A ortodoxia convencional insiste em identificar o desenvolvimentismo com o populismo, o
que não faz sentido. O nacional-desenvolvimentismo foi a estratégia que regeu o desenvolvimento
do Brasil entre 1930 e 1980, um período de enorme crescimento e
transformação da economia. A
crise dos anos 80, porém, coincidiu com o início da onda ideológica globalista e neoliberal que vinha do Norte e facilitou sua penetração no Brasil. Em 1986, com o
Plano Baker, a ortodoxia convencional foi transformada em "estratégia de desenvolvimento" definida pelo governo dos Estados
Unidos e suas agências. Era o
Consenso de Washington com
sua propostas de reformas, várias
delas razoáveis se fossem entendidas como visando enfrentar a crise da dívida externa e a crise fiscal
do Estado.
Já nessa época, porém, era possível interpretar o discurso dos
seus ideólogos como uma forma
de debilitar os Estados nacionais
dos países em desenvolvimento,
que, desde os anos 70, com sua
mão-de-obra barata e suas exportações de manufaturados, ameaçavam os países ricos.

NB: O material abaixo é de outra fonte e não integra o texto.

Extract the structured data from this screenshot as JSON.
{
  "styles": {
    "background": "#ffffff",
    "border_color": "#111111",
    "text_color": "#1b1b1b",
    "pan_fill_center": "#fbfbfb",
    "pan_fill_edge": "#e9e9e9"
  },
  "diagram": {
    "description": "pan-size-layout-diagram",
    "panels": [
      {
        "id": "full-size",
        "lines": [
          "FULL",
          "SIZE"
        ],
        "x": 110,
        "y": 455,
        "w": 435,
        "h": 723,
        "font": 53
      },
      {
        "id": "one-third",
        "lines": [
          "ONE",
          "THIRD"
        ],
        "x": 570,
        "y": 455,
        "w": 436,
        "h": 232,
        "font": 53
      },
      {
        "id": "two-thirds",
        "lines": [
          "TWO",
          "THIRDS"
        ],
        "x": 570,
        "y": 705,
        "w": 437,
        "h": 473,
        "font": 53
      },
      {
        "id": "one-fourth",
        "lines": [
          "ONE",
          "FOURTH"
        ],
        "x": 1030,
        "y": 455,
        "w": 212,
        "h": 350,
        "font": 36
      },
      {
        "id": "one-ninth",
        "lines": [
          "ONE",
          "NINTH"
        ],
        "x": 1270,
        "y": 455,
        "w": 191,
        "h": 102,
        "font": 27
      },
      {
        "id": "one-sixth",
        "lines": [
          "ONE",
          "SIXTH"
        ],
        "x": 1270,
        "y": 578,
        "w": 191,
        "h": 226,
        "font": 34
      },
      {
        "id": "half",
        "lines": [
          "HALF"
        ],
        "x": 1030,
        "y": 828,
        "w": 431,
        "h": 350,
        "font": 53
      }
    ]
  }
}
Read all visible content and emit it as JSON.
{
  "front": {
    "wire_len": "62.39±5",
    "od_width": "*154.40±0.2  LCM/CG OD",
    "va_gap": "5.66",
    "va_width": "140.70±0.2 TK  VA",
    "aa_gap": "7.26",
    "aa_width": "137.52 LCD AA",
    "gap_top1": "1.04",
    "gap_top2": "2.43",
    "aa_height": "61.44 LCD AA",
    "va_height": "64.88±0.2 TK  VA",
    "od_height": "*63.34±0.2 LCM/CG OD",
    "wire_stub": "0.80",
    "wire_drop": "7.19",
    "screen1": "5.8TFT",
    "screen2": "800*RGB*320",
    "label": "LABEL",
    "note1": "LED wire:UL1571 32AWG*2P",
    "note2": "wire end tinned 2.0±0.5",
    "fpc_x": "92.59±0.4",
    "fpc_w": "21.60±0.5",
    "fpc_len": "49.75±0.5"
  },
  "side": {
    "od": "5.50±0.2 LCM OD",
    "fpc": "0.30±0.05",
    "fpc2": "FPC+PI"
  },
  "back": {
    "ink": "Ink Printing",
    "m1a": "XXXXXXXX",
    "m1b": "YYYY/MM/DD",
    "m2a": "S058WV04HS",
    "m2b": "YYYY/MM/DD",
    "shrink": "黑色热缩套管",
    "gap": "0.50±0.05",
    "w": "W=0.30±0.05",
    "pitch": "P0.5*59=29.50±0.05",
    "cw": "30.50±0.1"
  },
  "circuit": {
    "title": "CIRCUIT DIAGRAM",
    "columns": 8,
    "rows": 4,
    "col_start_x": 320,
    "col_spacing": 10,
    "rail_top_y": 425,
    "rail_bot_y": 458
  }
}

Nos anos 90, depois do relativo
equacionamento da crise da dívida externa, a estratégia de desenvolvimento da ortodoxia convencional assumiu caráter mais radical. Buscava-se agora, com uma
"segunda geração de reformas", a
eliminação dos instrumentos do
Estado nacional de proteção do
capital e do trabalho nacionais. A
liberalização deveria ser "aprofundada" em todos os campos e,
principalmente, por meio da
abertura da conta-capital, com a
eliminação de qualquer controle
cambial.
No Brasil, depois da estabilização heterodoxa de 1994, a estratégia que nos era proposta era
"crescer com poupança externa"
e, portanto, com déficit em conta
corrente, já que poupança externa
é déficit em conta corrente. A única preocupação era manter a baixa inflação por meio de uma âncora, que poderia ser ou o câmbio
fixo ou de câmbio flutuante
acompanhado de sistema de metas de inflação. E controlar o déficit público, para que a capacidade
do Estado de pagar a sua dívida
pública interna e externa não ficasse ameaçada.
O resultado dessa política ortodoxa foi desastroso em toda a
América Latina, enquanto países
asiáticos, como a China, a Índia e
a Malásia, que resistiram firmemente às pressões da ortodoxia
convencional, continuaram a se
desenvolver de forma acelerada.
Desenvolvimentismo é estratégia nacional de desenvolvimento.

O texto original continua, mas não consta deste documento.